The hybrid_alpha parameter set in the AgentContext constructor establishes a default blend between vector similarity and graph influence. 0.0 is pure vector retrieval; 1.0 is pure graph traversal. The recommended starting point is 0.5. You can override this per call using proximity_weight in retrieve() without changing the constructor default:
# Exploratory query — let semantics lead, graph confirms
results = context.retrieve(query, use_graph=True, proximity_weight=0.2)

# Known-entity tracing — topology drives the retrieval
results = context.retrieve(
    query, use_graph=True, anchor_node="APT29", proximity_weight=0.8
)
Each additional hop in max_hops exponentially increases the subgraph size.
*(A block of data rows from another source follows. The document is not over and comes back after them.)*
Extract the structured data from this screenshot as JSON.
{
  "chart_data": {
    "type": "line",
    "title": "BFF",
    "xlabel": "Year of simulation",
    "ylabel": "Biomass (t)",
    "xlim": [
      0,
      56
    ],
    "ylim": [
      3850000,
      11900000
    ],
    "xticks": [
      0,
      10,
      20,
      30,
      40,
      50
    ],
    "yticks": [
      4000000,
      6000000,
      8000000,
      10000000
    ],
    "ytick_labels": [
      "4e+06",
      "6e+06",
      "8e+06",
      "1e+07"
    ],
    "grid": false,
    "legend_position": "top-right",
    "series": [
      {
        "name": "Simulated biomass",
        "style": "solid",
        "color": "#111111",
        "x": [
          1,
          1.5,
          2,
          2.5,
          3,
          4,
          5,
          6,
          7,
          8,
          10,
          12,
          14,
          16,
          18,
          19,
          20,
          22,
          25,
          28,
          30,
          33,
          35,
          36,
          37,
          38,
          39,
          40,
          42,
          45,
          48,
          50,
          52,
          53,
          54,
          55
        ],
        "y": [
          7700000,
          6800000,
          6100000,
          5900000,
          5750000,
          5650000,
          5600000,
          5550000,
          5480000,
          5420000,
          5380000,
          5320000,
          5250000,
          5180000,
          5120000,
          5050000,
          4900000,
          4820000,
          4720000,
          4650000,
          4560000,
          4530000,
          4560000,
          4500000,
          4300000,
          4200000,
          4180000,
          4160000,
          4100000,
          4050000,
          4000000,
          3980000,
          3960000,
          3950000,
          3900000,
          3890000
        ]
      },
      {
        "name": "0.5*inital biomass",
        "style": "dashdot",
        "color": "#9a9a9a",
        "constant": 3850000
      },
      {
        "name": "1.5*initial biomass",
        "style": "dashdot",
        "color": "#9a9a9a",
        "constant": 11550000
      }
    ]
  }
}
Practical defaults by domain:
General Q&A             max_expansion_hops=2  (95% of useful facts within 2 hops)
Threat intel (APT)      max_expansion_hops=3  (actor → infra → victim → attribution)
Drug interactions       max_expansion_hops=3  (drug → enzyme → metabolite → interaction)
Regulatory cross-ref    max_expansion_hops=2  (rule → article → article)
Set globally in the constructor; override per call with the max_hops argument to retrieve().

How GraphRAG works internally

Query text
    |
    v
Vector embedding  ─────────────────────────────────────┐
    |                                                   |
    v                                                   v
Semantic search                         Graph traversal (BFS)
(FAISS / Qdrant)                        from anchor / top-k seeds
    |                                                   |
    └──────────┐                ┌──────────────────────┘
               v                v
         Score fusion (proximity_weight blend)
               |
               v
          Ranked subgraph
               |
               v
         LLM grounding  <── query_with_reasoning()
               |
               v
     {response, reasoning_path, sources, confidence}
The vector search and graph traversal run independently, then their scores are fused. The graph traversal uses breadth-first expansion from the seed nodes identified by the vector search, so the graph component is always anchored in semantic relevance rather than exploring the entire graph blindly.